While rustic antiques offer a feeling of warmth and comfort to any home, they often come with a large price tag. Even brand new reproductions can cost quite a bit of money. You can achieve a rustic paint finish on a piece of furniture you already have at a fraction of the cost if you do it yourself. It is possible to turn a modern piece of furniture into a worn and distressed item with a little paint and a few techniques.

Things You'll Need

  • Coarse-grit sandpaper
  • Fine-grit sandpaper
  • Tack cloth
  • Latex primer
  • Dark latex paint
  • Large paintbrush
  • Water-based varnish
  • Light Latex paint
  • Electric sander
  • Sponge brush
  • Prepare the piece of furniture by sanding it down with a coarse-grit sandpaper. Follow with a fine-grit sandpaper for a smooth finish. Wipe down the piece afterward with a tack cloth to remove any debris. Apply two coats of latex primer on the wood, allowing the first coat to dry before applying the second.

  • Select a dark latex paint for the base color. Apply two coats with a large paintbrush. Allow each coat to dry thoroughly.

  • Apply two coats of water based varnish over top of the base coat. This stops the two different colors from bleeding together and ensures the base coat stays put when the top coat is sanded.

  • Apply two coats of a lighter shade latex paint over the base-coat.
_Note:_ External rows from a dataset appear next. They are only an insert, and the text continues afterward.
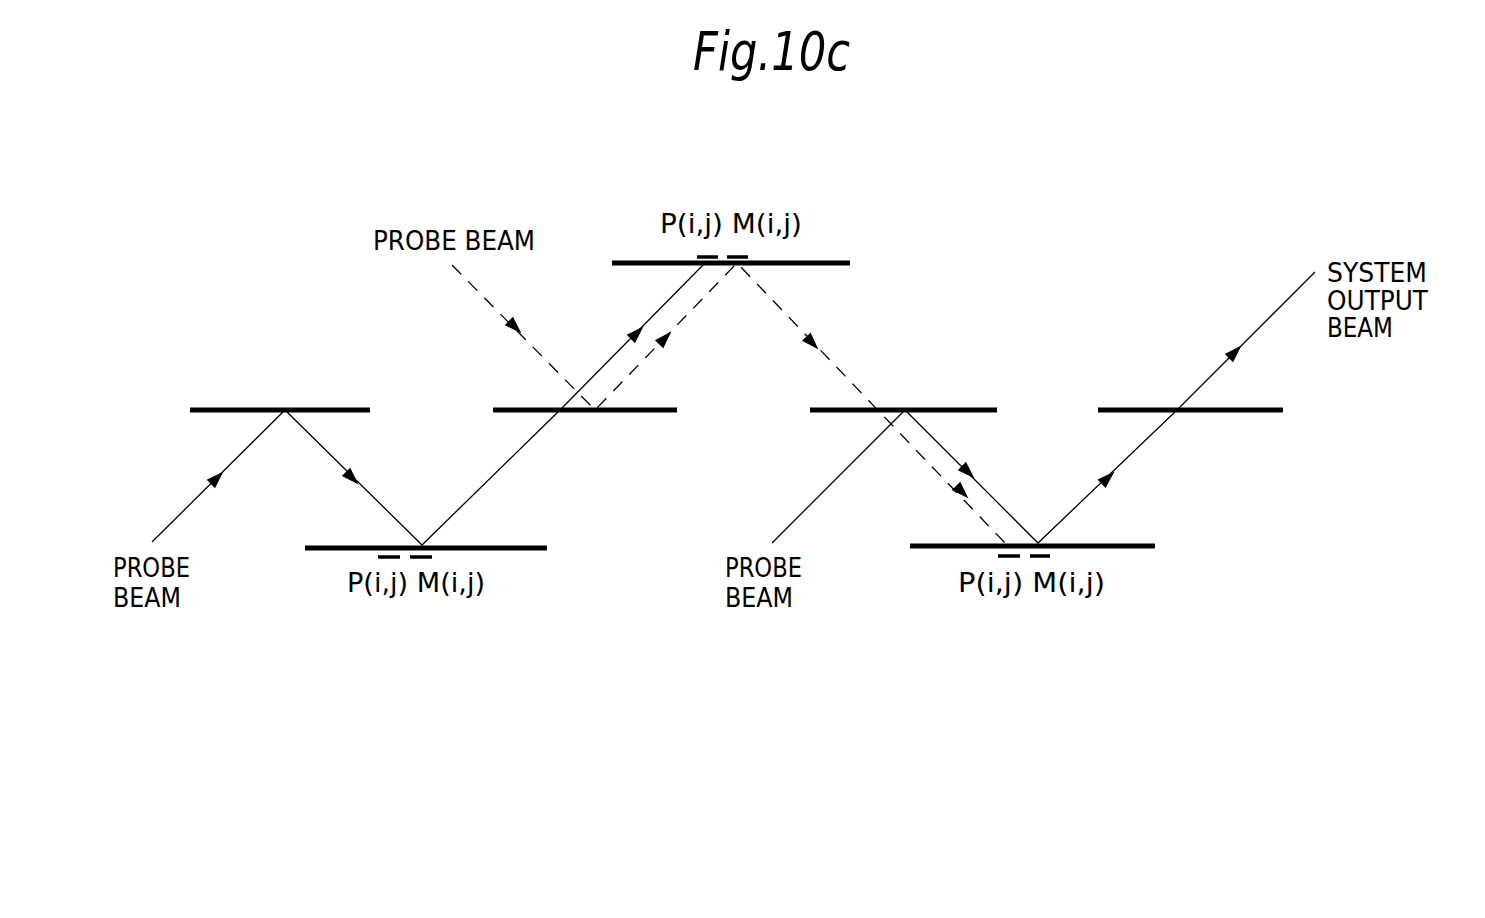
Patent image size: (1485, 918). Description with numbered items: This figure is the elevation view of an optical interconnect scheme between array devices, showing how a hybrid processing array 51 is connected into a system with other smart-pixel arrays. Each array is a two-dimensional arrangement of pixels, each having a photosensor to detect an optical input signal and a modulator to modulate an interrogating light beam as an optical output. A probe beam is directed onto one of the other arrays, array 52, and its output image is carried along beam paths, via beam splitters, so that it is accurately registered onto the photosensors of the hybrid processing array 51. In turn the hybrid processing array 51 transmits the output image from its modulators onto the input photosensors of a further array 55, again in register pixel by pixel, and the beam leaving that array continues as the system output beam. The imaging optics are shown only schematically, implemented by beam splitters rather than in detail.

The hybrid processing array 51 is at (828, 262).
The array 52 is at (520, 545).
The array 55 is at (1133, 545).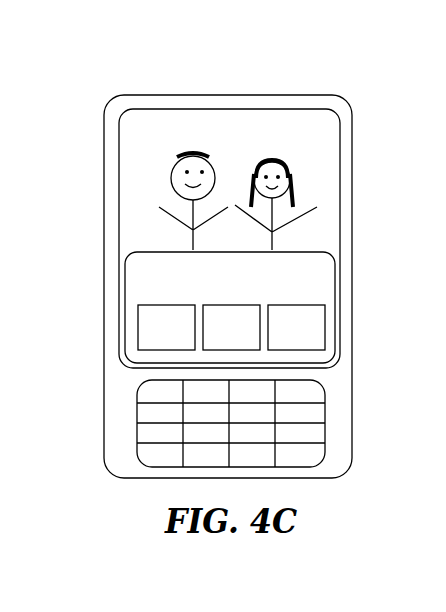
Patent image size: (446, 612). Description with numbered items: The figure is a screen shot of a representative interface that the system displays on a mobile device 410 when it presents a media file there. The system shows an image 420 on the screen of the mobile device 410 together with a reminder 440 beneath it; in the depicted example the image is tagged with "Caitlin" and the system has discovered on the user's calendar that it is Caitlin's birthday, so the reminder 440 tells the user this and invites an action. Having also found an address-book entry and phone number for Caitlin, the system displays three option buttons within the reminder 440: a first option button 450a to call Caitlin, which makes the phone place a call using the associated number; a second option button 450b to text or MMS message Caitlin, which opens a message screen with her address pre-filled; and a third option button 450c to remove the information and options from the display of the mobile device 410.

The mobile device 410 is at (137, 85).
The image 420 is at (318, 141).
The reminder 440 is at (146, 271).
The first option button 450a is at (140, 305).
The second option button 450b is at (218, 350).
The third option button 450c is at (325, 306).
Allow the paint to dry thoroughly.

  • Use an electric sander on the larger parts of the piece of furniture to remove the top layer of paint. This allows the base-coat to show through and gives it a gradual faded look. Use a coarse-grit sandpaper to remove the top layer of paint on all the edges.
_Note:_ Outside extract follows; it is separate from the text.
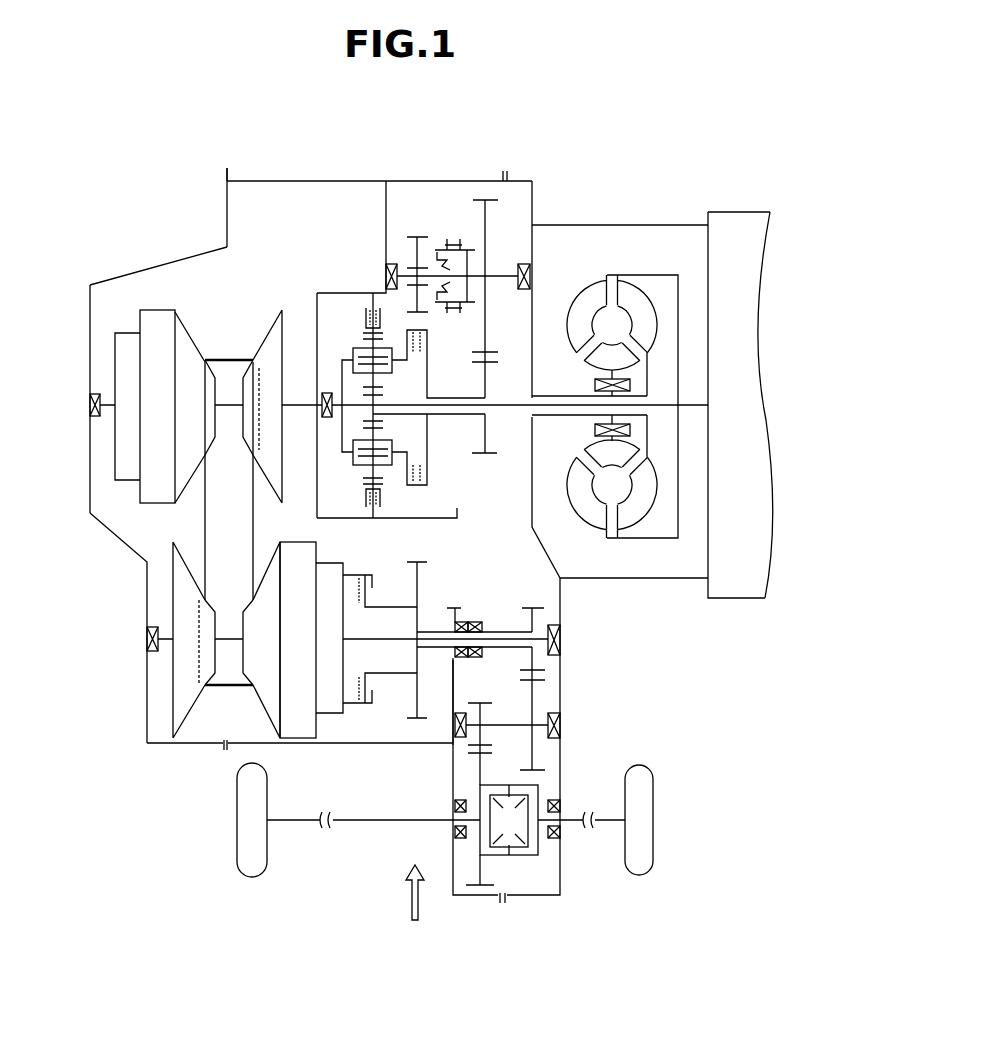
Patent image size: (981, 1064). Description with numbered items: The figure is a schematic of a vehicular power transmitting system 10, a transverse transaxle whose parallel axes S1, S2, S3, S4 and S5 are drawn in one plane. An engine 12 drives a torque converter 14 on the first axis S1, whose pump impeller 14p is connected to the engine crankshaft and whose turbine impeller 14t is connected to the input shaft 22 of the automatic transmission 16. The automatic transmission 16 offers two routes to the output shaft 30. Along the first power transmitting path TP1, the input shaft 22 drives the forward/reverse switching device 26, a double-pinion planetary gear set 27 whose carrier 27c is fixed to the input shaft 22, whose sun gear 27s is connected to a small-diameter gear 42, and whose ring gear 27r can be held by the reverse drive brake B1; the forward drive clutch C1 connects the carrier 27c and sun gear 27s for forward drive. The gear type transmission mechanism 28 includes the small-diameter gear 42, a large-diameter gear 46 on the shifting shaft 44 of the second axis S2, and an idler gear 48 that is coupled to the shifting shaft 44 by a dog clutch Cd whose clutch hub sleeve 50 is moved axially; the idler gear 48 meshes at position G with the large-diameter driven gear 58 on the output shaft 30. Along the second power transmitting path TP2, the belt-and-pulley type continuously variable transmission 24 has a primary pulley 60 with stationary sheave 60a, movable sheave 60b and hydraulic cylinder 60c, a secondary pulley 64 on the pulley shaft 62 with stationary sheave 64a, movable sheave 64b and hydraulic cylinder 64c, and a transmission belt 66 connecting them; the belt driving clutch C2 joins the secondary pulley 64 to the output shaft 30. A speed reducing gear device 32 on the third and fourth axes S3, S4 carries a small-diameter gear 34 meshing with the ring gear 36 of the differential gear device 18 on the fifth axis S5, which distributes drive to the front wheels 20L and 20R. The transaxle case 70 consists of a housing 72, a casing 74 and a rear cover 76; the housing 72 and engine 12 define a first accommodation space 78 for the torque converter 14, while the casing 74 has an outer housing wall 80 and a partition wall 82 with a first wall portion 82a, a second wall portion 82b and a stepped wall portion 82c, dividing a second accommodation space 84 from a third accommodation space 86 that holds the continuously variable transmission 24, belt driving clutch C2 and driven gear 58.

  • Mix one part of a dark latex paint with two parts water to create a glaze. Apply the glaze to the furniture liberally using a sponge brush. The glaze will gather in all the cracks, crevices and sanded areas to create a rustic stain. Allow the glaze to dry.

Tips & Warnings

  • Avoid the desire to over-sand the top coat. When distressing the furniture for a rustic look, focus on areas that would normally receive the most wear. These areas include corners, seats, as well as the tops and legs of chairs.